Biden –en opinión de este columnista– ofreció una imagen grata, conciliadora pero bien firme en sus planteamientos. No alardeó de haber “conquistado” a su contertulio (como lo hizo Trump después de sus reuniones con el ruso y también con el norcoreano Kim Jong-un, a quien calificó de “Wonder Boy” o sea muchacho maravilla) tampoco utilizó los epítetos grandilocuentes tan propios de su rocambolesco antecesor, pero sí resumió el evento afirmando “yo hice lo que vine a hacer aquí”. Destacamos como realista el hecho de que Biden (y tampoco Putin) declararan no haber llegado a acuerdos puntuales, sino tan solo que se habían echado bases para el inicio de una agenda crucial para sus países y el mundo la cual será abordada en reuniones de expertos en los respectivos temas con el tiempo y preparación suficiente. Hizo concreta referencia en el sentido de que evaluará el resultado de este encuentro según los frutos que del mismo se obtengan.

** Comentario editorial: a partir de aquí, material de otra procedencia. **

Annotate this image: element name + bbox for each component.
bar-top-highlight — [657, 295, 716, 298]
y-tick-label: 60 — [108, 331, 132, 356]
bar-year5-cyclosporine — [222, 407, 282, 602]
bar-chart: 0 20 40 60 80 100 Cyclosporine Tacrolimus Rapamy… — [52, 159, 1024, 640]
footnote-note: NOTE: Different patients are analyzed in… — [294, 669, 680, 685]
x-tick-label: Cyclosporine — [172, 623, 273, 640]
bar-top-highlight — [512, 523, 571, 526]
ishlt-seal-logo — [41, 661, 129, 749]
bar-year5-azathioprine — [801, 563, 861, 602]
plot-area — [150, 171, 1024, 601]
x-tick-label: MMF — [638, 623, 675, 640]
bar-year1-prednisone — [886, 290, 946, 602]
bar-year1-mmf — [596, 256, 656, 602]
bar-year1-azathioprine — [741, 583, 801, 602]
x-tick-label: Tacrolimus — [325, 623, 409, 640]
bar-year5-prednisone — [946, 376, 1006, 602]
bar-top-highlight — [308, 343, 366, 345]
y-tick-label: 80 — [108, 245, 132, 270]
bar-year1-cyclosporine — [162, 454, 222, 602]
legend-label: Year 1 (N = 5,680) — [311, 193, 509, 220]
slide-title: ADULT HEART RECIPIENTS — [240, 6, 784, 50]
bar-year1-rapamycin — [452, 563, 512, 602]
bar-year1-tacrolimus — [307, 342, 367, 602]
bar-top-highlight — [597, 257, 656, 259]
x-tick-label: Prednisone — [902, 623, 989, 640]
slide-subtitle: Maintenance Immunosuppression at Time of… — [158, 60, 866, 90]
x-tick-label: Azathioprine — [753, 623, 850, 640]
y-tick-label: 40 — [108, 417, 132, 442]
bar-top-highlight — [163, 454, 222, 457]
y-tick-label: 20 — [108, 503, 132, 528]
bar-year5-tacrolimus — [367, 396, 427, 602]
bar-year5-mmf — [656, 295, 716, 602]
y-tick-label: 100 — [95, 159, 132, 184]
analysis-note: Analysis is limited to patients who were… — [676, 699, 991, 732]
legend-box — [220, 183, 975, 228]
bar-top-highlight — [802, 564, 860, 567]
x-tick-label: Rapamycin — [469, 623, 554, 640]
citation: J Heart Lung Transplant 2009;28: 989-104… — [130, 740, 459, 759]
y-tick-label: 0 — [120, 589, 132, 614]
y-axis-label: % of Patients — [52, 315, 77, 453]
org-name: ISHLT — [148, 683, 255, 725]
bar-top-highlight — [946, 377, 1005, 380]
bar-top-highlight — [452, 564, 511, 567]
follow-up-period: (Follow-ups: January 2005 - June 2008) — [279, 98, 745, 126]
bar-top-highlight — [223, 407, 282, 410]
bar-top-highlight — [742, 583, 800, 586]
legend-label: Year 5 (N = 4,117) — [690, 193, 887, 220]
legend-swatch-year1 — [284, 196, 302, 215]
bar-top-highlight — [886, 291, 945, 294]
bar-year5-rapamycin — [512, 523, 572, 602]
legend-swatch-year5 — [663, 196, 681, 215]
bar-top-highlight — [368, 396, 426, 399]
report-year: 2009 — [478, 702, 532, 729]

En definitiva, parece razonable afirmar que esta primera gira internacional del presidente de Estados Unidos, incluyendo su comparecencia previa ante el grupo G7 en Gran Bretaña, representó un éxito para él y un decidido cambio en positivo para la percepción que los aliados y el mundo tenían de Washington durante la administración anterior plagada de desencuentros, reclamos y epítetos que no sirvieron mucho al propósito de engrandecer a Estados Unidos en la escena global (Make America Great Again).
Falta evaluar si la gira recién concluida le ha aportado a Mr. Biden dividendos en su propio patio interno. Parece dudoso teniendo en cuenta que, salvo una muy buena cobertura mediática, el tema no parece haber sido el centro de la preocupación del norteamericano de la calle cuyas prioridades –igual que las del venezolano– son más pedestres que la paz universal o el sexo de los ángeles.